LMFlow - Large Foundation Model Fine-tuning and Inference Toolkit
Project Overview
LMFlow, developed by the OptimalScale team, is an open-source project and a scalable, convenient, and efficient toolkit for fine-tuning large machine learning models. Designed for user-friendliness, speed, and reliability, the project aims to make large language model technology accessible to the entire community, realizing the vision of "making large models serve everyone."
Project Address: https://github.com/OptimalScale/LMFlow
Core Features
1. Diverse Training Methods Supported
- Full Parameter Fine-tuning: Updates all parameters to fine-tune the language model.
- LoRA (Low-Rank Adaptation): A parameter-efficient fine-tuning algorithm that is more efficient than full parameter fine-tuning.
- LISA (Layerwise Importance Sampling): A memory-efficient fine-tuning algorithm that can train 7B models in 24GB of VRAM without offloading.
2. Broad Model Support
Supports a variety of mainstream large language models, including:
- DeepSeek Series: deepseek, deepseek_v2, deepseek_r1, etc.
- LLaMA Series: llama2, llama3, llama3_for_tool
- Qwen Series: qwen2, qwen2_for_tool, qwen2_5, etc.
- Gemma, Phi, Yi, InternLM2 and other model architectures.
3. Performance Optimization Techniques
Memory Optimization
- FlashAttention-2: Supports the latest FlashAttention technology, significantly improving training and inference speed.

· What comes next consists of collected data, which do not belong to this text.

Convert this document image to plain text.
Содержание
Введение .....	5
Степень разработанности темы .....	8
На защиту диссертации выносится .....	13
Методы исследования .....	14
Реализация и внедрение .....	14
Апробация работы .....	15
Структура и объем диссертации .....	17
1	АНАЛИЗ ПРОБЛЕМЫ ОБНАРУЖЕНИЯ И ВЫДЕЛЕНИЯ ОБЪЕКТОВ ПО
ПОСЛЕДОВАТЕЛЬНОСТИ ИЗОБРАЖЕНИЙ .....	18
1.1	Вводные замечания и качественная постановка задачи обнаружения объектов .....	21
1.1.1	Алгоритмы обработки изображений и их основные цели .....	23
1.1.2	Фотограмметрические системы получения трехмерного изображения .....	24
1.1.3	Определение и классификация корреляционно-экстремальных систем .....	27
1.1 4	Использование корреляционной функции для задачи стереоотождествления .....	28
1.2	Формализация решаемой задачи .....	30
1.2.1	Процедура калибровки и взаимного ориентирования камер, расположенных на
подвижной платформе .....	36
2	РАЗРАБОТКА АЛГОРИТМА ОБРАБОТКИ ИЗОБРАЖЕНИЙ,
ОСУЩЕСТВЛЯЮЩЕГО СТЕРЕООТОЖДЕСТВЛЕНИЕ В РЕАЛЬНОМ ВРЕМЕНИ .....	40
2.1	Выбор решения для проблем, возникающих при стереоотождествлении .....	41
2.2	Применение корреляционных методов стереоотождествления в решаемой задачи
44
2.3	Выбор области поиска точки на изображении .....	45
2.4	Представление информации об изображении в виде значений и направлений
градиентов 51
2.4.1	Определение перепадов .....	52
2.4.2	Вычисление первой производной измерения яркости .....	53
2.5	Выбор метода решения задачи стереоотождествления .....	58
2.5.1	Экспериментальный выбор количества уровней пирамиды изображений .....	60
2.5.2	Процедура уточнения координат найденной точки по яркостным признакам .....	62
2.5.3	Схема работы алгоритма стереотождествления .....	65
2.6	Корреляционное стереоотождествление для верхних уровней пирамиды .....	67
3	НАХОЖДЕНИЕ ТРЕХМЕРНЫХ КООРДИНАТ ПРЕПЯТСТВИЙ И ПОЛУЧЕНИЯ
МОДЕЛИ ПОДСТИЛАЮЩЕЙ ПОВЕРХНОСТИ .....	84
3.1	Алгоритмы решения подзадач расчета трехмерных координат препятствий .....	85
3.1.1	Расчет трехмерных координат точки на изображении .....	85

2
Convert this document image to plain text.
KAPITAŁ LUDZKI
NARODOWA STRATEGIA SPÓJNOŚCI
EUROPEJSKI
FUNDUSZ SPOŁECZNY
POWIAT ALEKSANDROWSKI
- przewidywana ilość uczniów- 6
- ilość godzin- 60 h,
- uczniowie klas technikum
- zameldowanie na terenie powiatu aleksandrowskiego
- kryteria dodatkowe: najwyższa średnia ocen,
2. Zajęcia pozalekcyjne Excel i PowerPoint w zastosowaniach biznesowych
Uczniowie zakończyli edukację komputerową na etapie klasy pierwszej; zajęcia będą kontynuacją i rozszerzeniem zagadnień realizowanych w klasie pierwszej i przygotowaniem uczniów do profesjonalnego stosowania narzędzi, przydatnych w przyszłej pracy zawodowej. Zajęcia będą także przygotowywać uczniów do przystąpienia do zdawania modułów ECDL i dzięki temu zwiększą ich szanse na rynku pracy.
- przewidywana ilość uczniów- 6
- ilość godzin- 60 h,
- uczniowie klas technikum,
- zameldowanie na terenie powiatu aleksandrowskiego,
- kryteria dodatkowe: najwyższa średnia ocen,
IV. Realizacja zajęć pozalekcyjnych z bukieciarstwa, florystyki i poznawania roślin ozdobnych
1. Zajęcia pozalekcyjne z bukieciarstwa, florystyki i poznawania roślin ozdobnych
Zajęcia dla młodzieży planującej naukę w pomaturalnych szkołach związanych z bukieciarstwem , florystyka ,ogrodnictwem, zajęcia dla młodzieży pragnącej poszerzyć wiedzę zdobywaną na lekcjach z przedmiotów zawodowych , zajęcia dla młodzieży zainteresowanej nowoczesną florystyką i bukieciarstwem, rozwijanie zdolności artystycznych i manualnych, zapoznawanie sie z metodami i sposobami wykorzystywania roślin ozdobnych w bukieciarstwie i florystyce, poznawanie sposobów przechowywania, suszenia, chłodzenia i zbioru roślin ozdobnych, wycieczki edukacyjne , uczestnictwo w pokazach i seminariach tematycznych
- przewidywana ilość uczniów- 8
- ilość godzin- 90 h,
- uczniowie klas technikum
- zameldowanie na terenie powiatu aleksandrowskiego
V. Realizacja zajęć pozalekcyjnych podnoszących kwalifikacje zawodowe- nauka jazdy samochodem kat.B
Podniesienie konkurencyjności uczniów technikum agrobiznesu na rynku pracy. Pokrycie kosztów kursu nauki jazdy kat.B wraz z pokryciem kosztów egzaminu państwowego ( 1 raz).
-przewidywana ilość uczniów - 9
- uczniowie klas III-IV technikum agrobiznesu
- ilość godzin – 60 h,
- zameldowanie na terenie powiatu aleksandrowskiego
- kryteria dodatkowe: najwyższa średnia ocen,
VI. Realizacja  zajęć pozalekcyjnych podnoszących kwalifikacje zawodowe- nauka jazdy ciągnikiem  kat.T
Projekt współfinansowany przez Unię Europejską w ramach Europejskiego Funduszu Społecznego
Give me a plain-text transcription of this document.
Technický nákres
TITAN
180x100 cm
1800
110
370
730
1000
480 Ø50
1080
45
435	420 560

- Gradient Checkpointing: Optimizes memory usage through a strategy of trading computation for memory.
- DeepSpeed Zero-3: Supports distributed training of large-scale models.
Inference Acceleration
- vLLM Integration: Supports fast and easy-to-use LLM inference and serving.
- Speculative Decoding: Supports speculative decoding technology to accelerate inference.
- CPU Inference: Supports running LLaMA models on CPUs (through 4-bit quantization).
4. Rich Feature Set
Dialogue Template Support
- Pre-sets the latest Llama-3 and Phi-3 dialogue templates.
- Supports various common templates such as chatml.
- Customizable dialogue templates for better performance.
Multi-modal Support
- Supports multi-modal input of images and text.
- Provides multi-modal chatbot functionality.
- Online demo service available.
Long Context Handling
- Supports position interpolation (linear and NTK scaling) for LLaMA models.
- Extends the model's context handling capabilities.
5. Evaluation and Benchmarking
LMFlow Benchmark is an automated evaluation framework specifically designed for open-source large language models, using negative log-likelihood (NLL) as a metric to evaluate the model's capabilities in the following areas:
- Chitchat conversation
- Commonsense reasoning
- Instruction following
Technical Innovation
RAFT Algorithm
The project proposes a new alignment algorithm: Reward rAnked FineTuning (RAFT), which is more efficient than traditional PPO-based RLHF.
Custom Optimizers
Supports training with a variety of custom optimizers, including:
- RMSprop, LION-32bit, Adam, AdamW
- AdaFactor, Adan, RAdam and over 20 other optimizers
- The most suitable optimization strategy can be selected based on the specific task.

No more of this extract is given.